The truth that the Jaurion you have known all these years isn't the Jaurion I raised and loved. And because, even as an Elf, Hari looks so much like his father, you have the urge to believe that the act Jaurion is holding up is the same as the one Hari is. Or perhaps – that the caring, loving, gentle boy you see is the actual act."
Here the girl looks down with tears of guilt shining between her eyelids and she whispers: "It's – it's – it's just – so hard." I nod and say: "Yes. Yes, it is. Knowing one thing for years and then suddenly seeing something completely different. That is never easy." And the girl sighs before she asks: "What should I do?"
Yet while it pains me, as I know how long Jaurion has actually loved the girl, do I sigh as I say: "Give it time.
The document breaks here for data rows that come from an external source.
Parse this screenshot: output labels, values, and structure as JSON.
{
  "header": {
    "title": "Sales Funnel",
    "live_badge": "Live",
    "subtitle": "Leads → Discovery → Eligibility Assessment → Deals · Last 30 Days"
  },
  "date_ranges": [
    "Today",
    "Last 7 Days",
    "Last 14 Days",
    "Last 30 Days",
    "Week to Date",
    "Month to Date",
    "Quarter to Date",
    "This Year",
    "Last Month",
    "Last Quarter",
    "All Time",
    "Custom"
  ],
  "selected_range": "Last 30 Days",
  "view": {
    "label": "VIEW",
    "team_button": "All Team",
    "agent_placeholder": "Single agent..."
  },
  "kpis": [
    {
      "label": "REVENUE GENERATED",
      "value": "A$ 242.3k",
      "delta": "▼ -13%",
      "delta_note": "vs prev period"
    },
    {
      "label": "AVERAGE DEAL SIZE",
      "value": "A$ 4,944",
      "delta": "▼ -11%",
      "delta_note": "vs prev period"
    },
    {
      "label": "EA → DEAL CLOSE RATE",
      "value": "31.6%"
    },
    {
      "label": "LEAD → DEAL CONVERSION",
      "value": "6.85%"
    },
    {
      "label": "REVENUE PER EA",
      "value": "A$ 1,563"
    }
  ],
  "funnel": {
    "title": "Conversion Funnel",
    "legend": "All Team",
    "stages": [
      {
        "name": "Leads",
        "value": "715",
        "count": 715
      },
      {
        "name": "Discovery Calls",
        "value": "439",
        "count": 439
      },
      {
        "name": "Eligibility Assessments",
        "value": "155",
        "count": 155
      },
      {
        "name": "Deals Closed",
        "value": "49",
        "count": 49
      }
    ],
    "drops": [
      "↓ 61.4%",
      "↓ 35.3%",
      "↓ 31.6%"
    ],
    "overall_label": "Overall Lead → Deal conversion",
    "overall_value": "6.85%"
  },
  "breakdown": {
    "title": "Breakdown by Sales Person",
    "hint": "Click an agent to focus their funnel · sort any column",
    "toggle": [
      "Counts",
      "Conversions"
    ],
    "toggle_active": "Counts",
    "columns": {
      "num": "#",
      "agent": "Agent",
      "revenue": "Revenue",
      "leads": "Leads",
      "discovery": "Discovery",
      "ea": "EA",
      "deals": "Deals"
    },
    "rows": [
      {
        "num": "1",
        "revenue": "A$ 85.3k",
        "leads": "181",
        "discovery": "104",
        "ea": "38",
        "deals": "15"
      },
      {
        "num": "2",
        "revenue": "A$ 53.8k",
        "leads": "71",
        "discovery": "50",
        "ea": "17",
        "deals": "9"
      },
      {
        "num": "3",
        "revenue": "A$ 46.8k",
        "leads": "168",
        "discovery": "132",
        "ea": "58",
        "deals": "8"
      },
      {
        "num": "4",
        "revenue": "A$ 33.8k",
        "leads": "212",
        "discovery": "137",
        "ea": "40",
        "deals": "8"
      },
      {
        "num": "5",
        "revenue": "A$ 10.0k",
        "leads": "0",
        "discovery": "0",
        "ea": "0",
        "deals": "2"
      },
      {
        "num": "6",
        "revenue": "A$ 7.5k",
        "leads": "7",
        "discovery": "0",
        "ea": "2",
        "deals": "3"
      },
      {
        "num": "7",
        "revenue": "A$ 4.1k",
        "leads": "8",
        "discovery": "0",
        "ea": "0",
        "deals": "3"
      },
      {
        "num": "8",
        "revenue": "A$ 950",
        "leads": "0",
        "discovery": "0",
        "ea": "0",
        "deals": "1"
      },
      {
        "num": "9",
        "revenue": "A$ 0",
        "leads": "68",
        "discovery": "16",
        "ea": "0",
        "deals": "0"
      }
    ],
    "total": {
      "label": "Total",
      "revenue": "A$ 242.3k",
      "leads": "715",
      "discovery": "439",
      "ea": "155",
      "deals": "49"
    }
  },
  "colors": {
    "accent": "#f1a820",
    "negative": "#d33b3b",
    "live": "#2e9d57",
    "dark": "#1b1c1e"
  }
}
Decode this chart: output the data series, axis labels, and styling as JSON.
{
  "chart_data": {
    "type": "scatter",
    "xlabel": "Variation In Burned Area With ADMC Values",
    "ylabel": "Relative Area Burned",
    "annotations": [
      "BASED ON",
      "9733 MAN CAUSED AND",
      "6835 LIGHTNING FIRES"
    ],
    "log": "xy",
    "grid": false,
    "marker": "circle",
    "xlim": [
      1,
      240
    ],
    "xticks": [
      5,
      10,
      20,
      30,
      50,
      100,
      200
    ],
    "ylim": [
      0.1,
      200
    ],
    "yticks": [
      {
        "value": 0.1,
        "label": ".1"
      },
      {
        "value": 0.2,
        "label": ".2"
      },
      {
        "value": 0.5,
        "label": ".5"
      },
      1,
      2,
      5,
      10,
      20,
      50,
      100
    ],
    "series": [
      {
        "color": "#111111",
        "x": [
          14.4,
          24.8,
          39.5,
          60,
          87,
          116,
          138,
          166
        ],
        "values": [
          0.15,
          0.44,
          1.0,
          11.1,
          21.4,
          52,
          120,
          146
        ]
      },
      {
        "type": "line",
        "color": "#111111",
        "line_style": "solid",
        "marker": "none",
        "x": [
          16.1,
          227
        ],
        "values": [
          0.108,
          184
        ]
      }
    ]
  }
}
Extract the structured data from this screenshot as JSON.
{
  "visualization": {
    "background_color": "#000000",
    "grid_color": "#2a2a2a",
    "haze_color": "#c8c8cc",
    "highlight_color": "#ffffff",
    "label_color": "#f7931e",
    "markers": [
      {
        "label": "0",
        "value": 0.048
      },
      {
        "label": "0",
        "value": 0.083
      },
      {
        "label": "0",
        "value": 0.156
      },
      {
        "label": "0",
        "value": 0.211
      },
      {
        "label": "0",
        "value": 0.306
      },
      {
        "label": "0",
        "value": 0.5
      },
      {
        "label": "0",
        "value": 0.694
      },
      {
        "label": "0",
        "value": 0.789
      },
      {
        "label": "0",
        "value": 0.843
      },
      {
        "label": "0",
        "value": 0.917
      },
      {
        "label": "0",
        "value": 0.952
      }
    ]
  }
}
The same time you gave yourself when you started getting used to being a Muggleborn after living in the Muggle world your whole life. And – if that doesn't work – listen to what Snuffles told Jaurion last chapter."
The girl looks up and I reach out to lie a hand on her folded pair before I say: "You're an amazing person, Lindilwen, and I can easily see why Jaurion has had you in his heart this whole time. But if time and patience don't work out, then maybe Snuffles was right. Maybe some forms of history are best off being changed."
The girl looks shocked and while I have no doubt that I might partake in an act that will break my son's heart, do I use the broken look on my grandson's face to motivate me as I say: "It may be Hari's past, Lindilwen, but that no longer exists and now, you need to start thinking of your future." And with that I stand up and move away.
And that is that.
Okay, that chapter was WAY harder than I expected, yet I also like what I wrote. Like I mentioned several chapters ago, it was never really explained why Peter decided to switch sides and why he decided to throw away all those years of friendship, so I decided to lessen the number of years he was a spy and lessen the pain.
However, it wasn't so much the Peter part of this chapter that hurt. It was the Amyna and Lindilwen part. I really don't like breaking up Lindilwen and Jaurion, but on the other hand I really want Lindilwen to become a character all of her own and for that, this chapter was incredibly necessary, regardless of the difficulty.